After running the code below, you should see something like this in your studio environment:
![HPO Experiments](../statics/HPO_experiments.png)


In [None]:
from smexperiments.search_expression import Filter, Operator, SearchExpression
from smexperiments.trial_component import TrialComponent

In [None]:
# Get the most recently created tuning job

list_tuning_jobs_response = sm.list_hyper_parameter_tuning_jobs(
 SortBy="CreationTime", SortOrder="Descending"
)
print(f'Found {len(list_tuning_jobs_response["HyperParameterTuningJobSummaries"])} tuning jobs.')
tuning_jobs = list_tuning_jobs_response["HyperParameterTuningJobSummaries"]
most_recently_created_tuning_job = tuning_jobs[0]
tuning_job_name = most_recently_created_tuning_job["HyperParameterTuningJobName"]
experiment_name = "cv-hpo-experiment"
trial_name = tuning_job_name + "-trial"

print(f"Associate all training jobs created by {tuning_job_name} with trial {trial_name}")

In [None]:
# Create the experiment if it doesn't exist
try:
 experiment = Experiment.load(experiment_name=experiment_name)
except Exception as ex:
 if "ResourceNotFound" in str(ex):
 experiment = Experiment.create(experiment_name=experiment_name)

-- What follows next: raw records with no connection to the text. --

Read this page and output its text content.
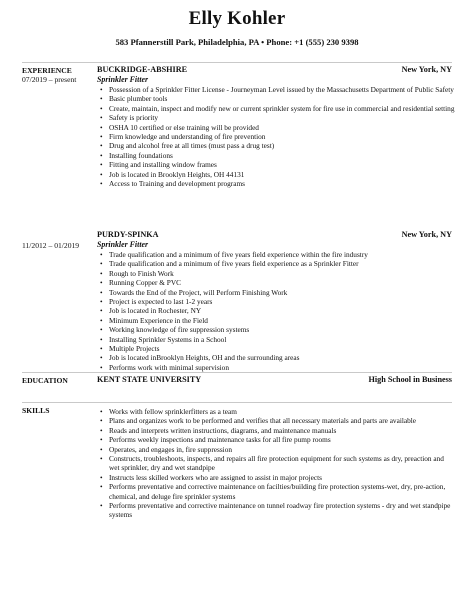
Elly Kohler
583 Pfannerstill Park, Philadelphia, PA • Phone: +1 (555) 230 9398
EXPERIENCE
07/2019 – present
BUCKRIDGE-ABSHIRE	New York, NY
Sprinkler Fitter
• Possession of a Sprinkler Fitter License - Journeyman Level issued by the Massachusetts Department of Public Safety
• Basic plumber tools
• Create, maintain, inspect and modify new or current sprinkler system for fire use in commercial and residential setting
• Safety is priority
• OSHA 10 certified or else training will be provided
• Firm knowledge and understanding of fire prevention
• Drug and alcohol free at all times (must pass a drug test)
• Installing foundations
• Fitting and installing window frames
• Job is located in Brooklyn Heights, OH 44131
• Access to Training and development programs
11/2012 – 01/2019
PURDY-SPINKA	New York, NY
Sprinkler Fitter
• Trade qualification and a minimum of five years field experience within the fire industry
• Trade qualification and a minimum of five years field experience as a Sprinkler Fitter
• Rough to Finish Work
• Running Copper & PVC
• Towards the End of the Project, will Perform Finishing Work
• Project is expected to last 1-2 years
• Job is located in Rochester, NY
• Minimum Experience in the Field
• Working knowledge of fire suppression systems
• Installing Sprinkler Systems in a School
• Multiple Projects
• Job is located inBrooklyn Heights, OH and the surrounding areas
• Performs work with minimal supervision
EDUCATION	KENT STATE UNIVERSITY	High School in Business
SKILLS	• Works with fellow sprinklerfitters as a team
• Plans and organizes work to be performed and verifies that all necessary materials and parts are available
• Reads and interprets written instructions, diagrams, and maintenance manuals
• Performs weekly inspections and maintenance tasks for all fire pump rooms
• Operates, and engages in, fire suppression
• Constructs, troubleshoots, inspects, and repairs all fire protection equipment for such systems as dry, preaction and wet sprinkler, dry and wet standpipe
• Instructs less skilled workers who are assigned to assist in major projects
• Performs preventative and corrective maintenance on facilties/building fire protection systems-wet, dry, pre-action, chemical, and deluge fire sprinkler systems
• Performs preventative and corrective maintenance on tunnel roadway fire protection systems - dry and wet standpipe systems
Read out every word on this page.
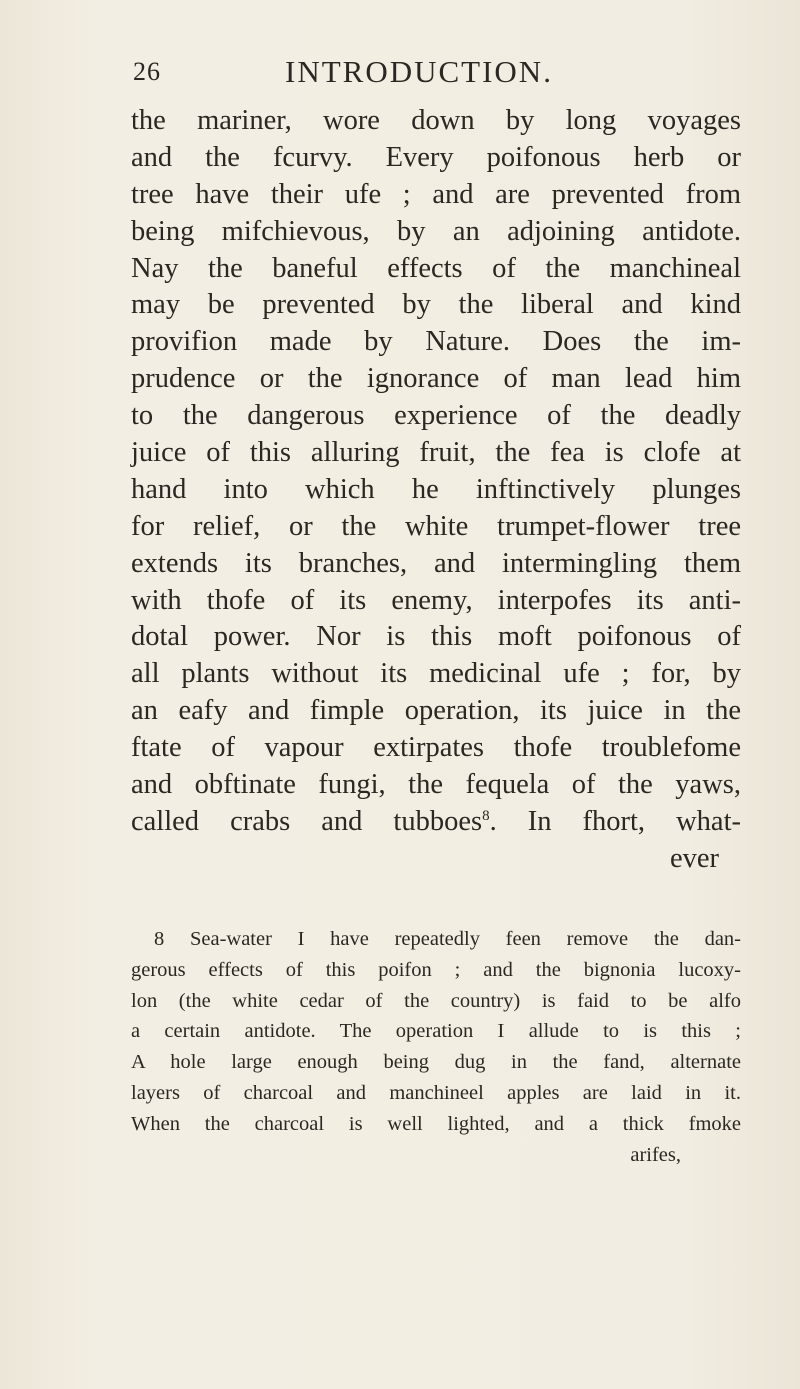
26	INTRODUCTION.
the mariner, wore down by long voyages
and the fcurvy. Every poifonous herb or
tree have their ufe ; and are prevented from
being mifchievous, by an adjoining antidote.
Nay the baneful effects of the manchineal
may be prevented by the liberal and kind
provifion made by Nature. Does the im-
prudence or the ignorance of man lead him
to the dangerous experience of the deadly
juice of this alluring fruit, the fea is clofe at
hand into which he inftinctively plunges
for relief, or the white trumpet-flower tree
extends its branches, and intermingling them
with thofe of its enemy, interpofes its anti-
dotal power. Nor is this moft poifonous of
all plants without its medicinal ufe ; for, by
an eafy and fimple operation, its juice in the
ftate of vapour extirpates thofe troublefome
and obftinate fungi, the fequela of the yaws,
called crabs and tubboes$^8$. In fhort, what-
ever
8 Sea-water I have repeatedly feen remove the dan-
gerous effects of this poifon ; and the bignonia lucoxy-
lon (the white cedar of the country) is faid to be alfo
a certain antidote. The operation I allude to is this ;
A hole large enough being dug in the fand, alternate
layers of charcoal and manchineel apples are laid in it.
When the charcoal is well lighted, and a thick fmoke
arifes,
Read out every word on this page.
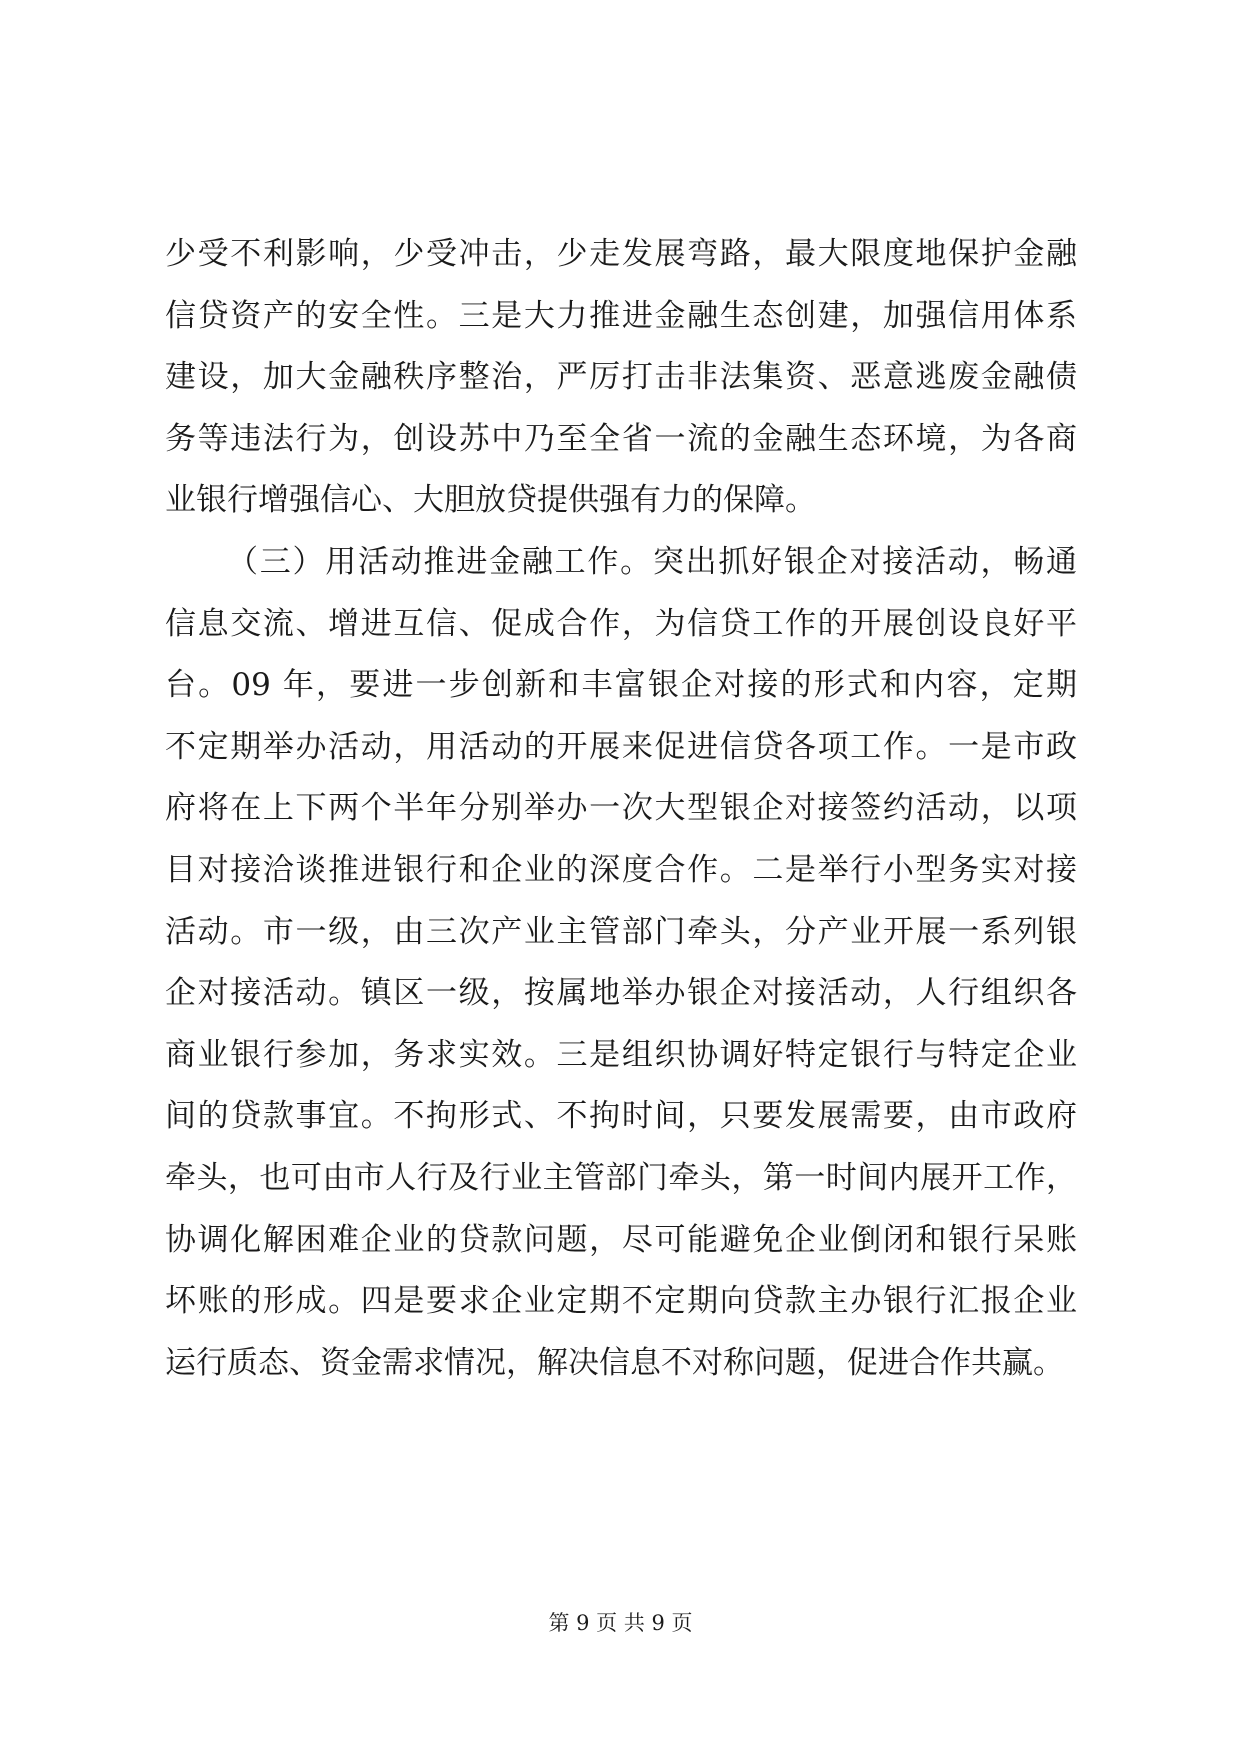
少受不利影响，少受冲击，少走发展弯路，最大限度地保护金融
信贷资产的安全性。三是大力推进金融生态创建，加强信用体系
建设，加大金融秩序整治，严厉打击非法集资、恶意逃废金融债
务等违法行为，创设苏中乃至全省一流的金融生态环境，为各商
业银行增强信心、大胆放贷提供强有力的保障。
（三）用活动推进金融工作。突出抓好银企对接活动，畅通
信息交流、增进互信、促成合作，为信贷工作的开展创设良好平
台。09 年，要进一步创新和丰富银企对接的形式和内容，定期
不定期举办活动，用活动的开展来促进信贷各项工作。一是市政
府将在上下两个半年分别举办一次大型银企对接签约活动，以项
目对接洽谈推进银行和企业的深度合作。二是举行小型务实对接
活动。市一级，由三次产业主管部门牵头，分产业开展一系列银
企对接活动。镇区一级，按属地举办银企对接活动，人行组织各
商业银行参加，务求实效。三是组织协调好特定银行与特定企业
间的贷款事宜。不拘形式、不拘时间，只要发展需要，由市政府
牵头，也可由市人行及行业主管部门牵头，第一时间内展开工作，
协调化解困难企业的贷款问题，尽可能避免企业倒闭和银行呆账
坏账的形成。四是要求企业定期不定期向贷款主办银行汇报企业
运行质态、资金需求情况，解决信息不对称问题，促进合作共赢。
第 9 页 共 9 页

# create the trial if it doesn't exist
try:
 trial = Trial.load(trial_name=trial_name)
except Exception as ex:
 if "ResourceNotFound" in str(ex):
 trial = Trial.create(experiment_name=experiment_name, trial_name=trial_name)

In [None]:
# Get the trial components derived from the training jobs

creation_time = most_recently_created_tuning_job["CreationTime"]
creation_time = creation_time.astimezone(pytz.utc)
creation_time = creation_time.strftime("%Y-%m-%dT%H:%M:%SZ")

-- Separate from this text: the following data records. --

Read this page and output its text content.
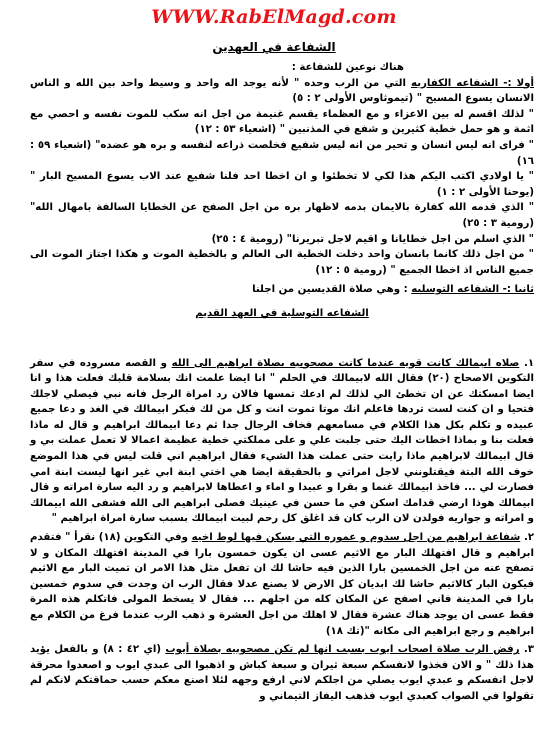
WWW.RabElMagd.com
الشفاعة في العهدين

هناك نوعين للشفاعة :

أولا :- الشفاعه الكفاريه التي من الرب وحده " لأنه يوجد اله واحد و وسيط واحد بين الله و الناس الانسان يسوع المسيح " (تيموثاوس الأولى ٢ : ٥)

" لذلك اقسم له بين الاعزاء و مع العظماء يقسم غنيمة من اجل انه سكب للموت نفسه و احصي مع اثمة و هو حمل خطية كثيرين و شفع في المذنبين " (اشعياء ٥٣ : ١٢)

" فراى انه ليس انسان و تحير من انه ليس شفيع فخلصت ذراعه لنفسه و بره هو عضده" (اشعياء ٥٩ : ١٦)

" يا اولادي اكتب اليكم هذا لكي لا تخطئوا و ان اخطا احد فلنا شفيع عند الاب يسوع المسيح البار " (يوحنا الأولى ٢ : ١)

" الذي قدمه الله كفارة بالايمان بدمه لاظهار بره من اجل الصفح عن الخطايا السالفة بامهال الله" (رومية ٣ : ٢٥)

" الذي اسلم من اجل خطايانا و اقيم لاجل تبريرنا" (رومية ٤ : ٢٥)

" من اجل ذلك كانما بانسان واحد دخلت الخطية الى العالم و بالخطية الموت و هكذا اجتاز الموت الى جميع الناس اذ اخطا الجميع " (رومية ٥ : ١٢)

ثانيا :- الشفاعه التوسليه : وهي صلاة القديسين من اجلنا

الشفاعه التوسلية في العهد القديم

١. صلاه ابيمالك كانت قويه عندما كانت مصحوبيه بصلاة ابراهيم الى الله و القصه مسروده في سفر التكوين الاصحاح (٢٠) فقال الله لابيمالك في الحلم " انا ايضا علمت انك بسلامة قلبك فعلت هذا و انا ايضا امسكتك عن ان تخطئ الي لذلك لم ادعك تمسها فالان رد امراة الرجل فانه نبي فيصلي لاجلك فتحيا و ان كنت لست تردها فاعلم انك موتا تموت انت و كل من لك فبكر ابيمالك في الغد و دعا جميع عبيده و تكلم بكل هذا الكلام في مسامعهم فخاف الرجال جدا ثم دعا ابيمالك ابراهيم و قال له ماذا فعلت بنا و بماذا اخطات اليك حتى جلبت علي و على مملكتي خطية عظيمة اعمالا لا تعمل عملت بي و قال ابيمالك لابراهيم ماذا رايت حتى عملت هذا الشيء فقال ابراهيم اني قلت ليس في هذا الموضع خوف الله البتة فيقتلونني لاجل امراتي و بالحقيقة ايضا هي اختي ابنة ابي غير انها ليست ابنة امي فصارت لي ... فاخذ ابيمالك غنما و بقرا و عبيدا و اماء و اعطاها لابراهيم و رد اليه سارة امراته و قال ابيمالك هوذا ارضي قدامك اسكن في ما حسن في عينيك فصلى ابراهيم الى الله فشفى الله ابيمالك و امراته و جواريه فولدن لان الرب كان قد اغلق كل رحم لبيت ابيمالك بسبب سارة امراة ابراهيم "

٢. شفاعة ابراهيم من اجل سدوم و عموره التي يسكن فيها لوط اخيه وفي التكوين (١٨) نقرأ " فتقدم ابراهيم و قال افتهلك البار مع الاثيم عسى ان يكون خمسون بارا في المدينة افتهلك المكان و لا تصفح عنه من اجل الخمسين بارا الذين فيه حاشا لك ان تفعل مثل هذا الامر ان تميت البار مع الاثيم فيكون البار كالاثيم حاشا لك ابديان كل الارض لا يصنع عدلا فقال الرب ان وجدت في سدوم خمسين بارا في المدينة فاني اصفح عن المكان كله من اجلهم ... فقال لا يسخط المولى فاتكلم هذه المرة فقط عسى ان يوجد هناك عشرة فقال لا اهلك من اجل العشرة و ذهب الرب عندما فرغ من الكلام مع ابراهيم و رجع ابراهيم الى مكانه "(تك ١٨)

٣. رفض الرب صلاة اصحاب ايوب بسبب انها لم تكن مصحوبيه بصلاة أيوب (اي ٤٢ : ٨) و بالفعل يؤيد هذا ذلك " و الان فخذوا لانفسكم سبعة ثيران و سبعة كباش و اذهبوا الى عبدي ايوب و اصعدوا محرقة لاجل انفسكم و عبدي ايوب يصلي من اجلكم لاني ارفع وجهه لئلا اصنع معكم حسب حماقتكم لانكم لم تقولوا في الصواب كعبدي ايوب فذهب اليفاز التيماني و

created_after_filter = Filter(
 name="CreationTime",
 operator=Operator.GREATER_THAN_OR_EQUAL,
 value=str(creation_time),
)

# The training job names contain the tuning job name (and the training job name is in the source arn)
source_arn_filter = Filter(
 name="TrialComponentName", operator=Operator.CONTAINS, value=tuning_job_name
)
source_type_filter = Filter(
 name="Source.SourceType", operator=Operator.EQUALS, value="SageMakerTrainingJob"
)

search_expression = SearchExpression(
 filters=[created_after_filter, source_arn_filter, source_type_filter]
)

# Search iterates over every page of results by default
trial_component_search_results = list(
 TrialComponent.search(search_expression=search_expression, sagemaker_boto_client=sm)
)
print(f"Found {len(trial_component_search_results)} trial components.")

In [None]:
# Associate the trial components with the trial
for tc in trial_component_search_results:
 print(f"Associating trial component {tc.trial_component_name} with trial {trial.trial_name}.")
 trial.add_trial_component(tc.trial_component_name)
 # sleep to avoid throttling
 time.sleep(0.5)

## Clean up
To avoid incurring charges to your AWS account for the resources used in this tutorial you need to remove all data and model artifacts from the SageMaker S3 bucket.